Artigo para O Estado de S. Paulo de 7/5/2019

Democracia é a resposta natural que toda comunidade de iguais tende a dar aos seus problemas comuns. São muito raros na História, entretanto, os “povos sem rei”. Com exceção da Suíça que nunca teve um e criou em 1291 o modelo que viria a ser o de soberania absoluta do eleitor que hoje todo o mundo que funciona copia, essa situação só se configurou pelo isolamento em territórios distantes de súditos de monarquias europeias como os que vieram colonizar as américas. “Como sobreviver? Quem vai cuidar de construir os abrigos e fortificações? De caçar e plantar o que comer?
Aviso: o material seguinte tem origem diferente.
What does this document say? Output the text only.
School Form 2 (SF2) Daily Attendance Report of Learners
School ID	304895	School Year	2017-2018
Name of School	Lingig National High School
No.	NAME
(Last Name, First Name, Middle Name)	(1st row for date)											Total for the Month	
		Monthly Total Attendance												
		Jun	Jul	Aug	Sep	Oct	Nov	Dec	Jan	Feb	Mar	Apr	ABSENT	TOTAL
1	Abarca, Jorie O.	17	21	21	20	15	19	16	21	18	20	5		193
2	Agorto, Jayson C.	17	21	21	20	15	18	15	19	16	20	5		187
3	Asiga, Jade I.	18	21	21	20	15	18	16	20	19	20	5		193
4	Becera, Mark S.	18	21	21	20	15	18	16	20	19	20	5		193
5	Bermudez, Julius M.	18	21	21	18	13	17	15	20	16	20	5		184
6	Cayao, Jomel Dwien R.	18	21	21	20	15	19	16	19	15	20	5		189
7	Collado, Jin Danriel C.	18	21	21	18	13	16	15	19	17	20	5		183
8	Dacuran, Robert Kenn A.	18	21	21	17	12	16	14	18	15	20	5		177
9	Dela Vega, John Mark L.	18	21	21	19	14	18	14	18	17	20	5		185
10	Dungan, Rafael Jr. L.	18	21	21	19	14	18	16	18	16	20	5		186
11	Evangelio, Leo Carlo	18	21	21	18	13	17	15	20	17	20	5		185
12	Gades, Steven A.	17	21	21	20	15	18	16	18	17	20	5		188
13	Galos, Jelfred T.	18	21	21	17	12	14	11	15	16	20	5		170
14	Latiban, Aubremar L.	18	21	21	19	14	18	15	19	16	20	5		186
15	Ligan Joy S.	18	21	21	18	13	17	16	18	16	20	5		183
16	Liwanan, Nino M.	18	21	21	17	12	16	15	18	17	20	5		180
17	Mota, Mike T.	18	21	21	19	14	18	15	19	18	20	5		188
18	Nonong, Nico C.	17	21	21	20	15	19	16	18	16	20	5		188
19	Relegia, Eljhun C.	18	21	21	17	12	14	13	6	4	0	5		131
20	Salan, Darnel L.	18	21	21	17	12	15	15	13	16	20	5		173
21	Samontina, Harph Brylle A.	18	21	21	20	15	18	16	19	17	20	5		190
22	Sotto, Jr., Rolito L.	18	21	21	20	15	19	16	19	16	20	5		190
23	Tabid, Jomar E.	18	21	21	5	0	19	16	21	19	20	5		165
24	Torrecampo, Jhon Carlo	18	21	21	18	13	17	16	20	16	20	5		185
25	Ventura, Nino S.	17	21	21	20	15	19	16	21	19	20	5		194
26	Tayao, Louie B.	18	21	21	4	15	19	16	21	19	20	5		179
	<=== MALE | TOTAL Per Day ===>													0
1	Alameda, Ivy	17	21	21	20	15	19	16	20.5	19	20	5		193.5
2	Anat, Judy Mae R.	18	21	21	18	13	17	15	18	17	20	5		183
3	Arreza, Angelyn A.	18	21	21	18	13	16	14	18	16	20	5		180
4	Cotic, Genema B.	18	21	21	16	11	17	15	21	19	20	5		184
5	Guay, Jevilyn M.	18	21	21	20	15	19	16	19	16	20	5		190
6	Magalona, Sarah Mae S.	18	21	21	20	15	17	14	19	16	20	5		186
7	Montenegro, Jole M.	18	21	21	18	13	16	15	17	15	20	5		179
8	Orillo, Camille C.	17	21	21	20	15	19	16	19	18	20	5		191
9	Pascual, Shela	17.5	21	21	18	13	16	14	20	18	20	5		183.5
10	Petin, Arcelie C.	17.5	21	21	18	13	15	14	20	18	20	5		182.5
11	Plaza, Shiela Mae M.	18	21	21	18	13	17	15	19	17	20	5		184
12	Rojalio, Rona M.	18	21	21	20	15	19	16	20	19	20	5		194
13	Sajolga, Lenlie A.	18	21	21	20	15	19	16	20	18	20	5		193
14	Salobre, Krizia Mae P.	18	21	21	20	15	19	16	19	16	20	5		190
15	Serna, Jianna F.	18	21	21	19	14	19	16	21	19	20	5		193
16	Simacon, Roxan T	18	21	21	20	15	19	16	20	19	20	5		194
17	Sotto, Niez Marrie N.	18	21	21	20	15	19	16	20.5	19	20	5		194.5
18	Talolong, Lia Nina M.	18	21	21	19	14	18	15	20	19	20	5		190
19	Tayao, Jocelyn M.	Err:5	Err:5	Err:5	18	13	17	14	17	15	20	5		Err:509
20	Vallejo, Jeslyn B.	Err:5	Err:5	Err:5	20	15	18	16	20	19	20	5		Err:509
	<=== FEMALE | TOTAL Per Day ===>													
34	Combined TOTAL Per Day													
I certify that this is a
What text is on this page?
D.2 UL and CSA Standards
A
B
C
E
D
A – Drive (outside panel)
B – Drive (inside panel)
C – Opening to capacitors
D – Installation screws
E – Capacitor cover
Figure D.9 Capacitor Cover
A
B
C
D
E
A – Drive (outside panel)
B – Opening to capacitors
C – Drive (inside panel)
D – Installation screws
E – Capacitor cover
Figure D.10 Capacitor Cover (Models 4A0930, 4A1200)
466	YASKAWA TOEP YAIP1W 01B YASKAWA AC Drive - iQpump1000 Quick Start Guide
Quem se dedicará à defesa? Quem ditará as leis? Quem se encarregará de faze-las cumprir”? Foi disso que trataram o Pacto do Mayflower e os town meetings (assembléias em praça publica) das primeiras colônias de Massachussetts. Foi para isso que evoluiu na prática, mais de 100 anos antes, o modelo das Câmaras Municipais do império português onde durante séculos comunidades isoladas nas vilas dos sertões votaram e foram votadas, em pacífica e regularíssima sucessão, para organizar os meios de prover por si mesmas todas as suas necessidades.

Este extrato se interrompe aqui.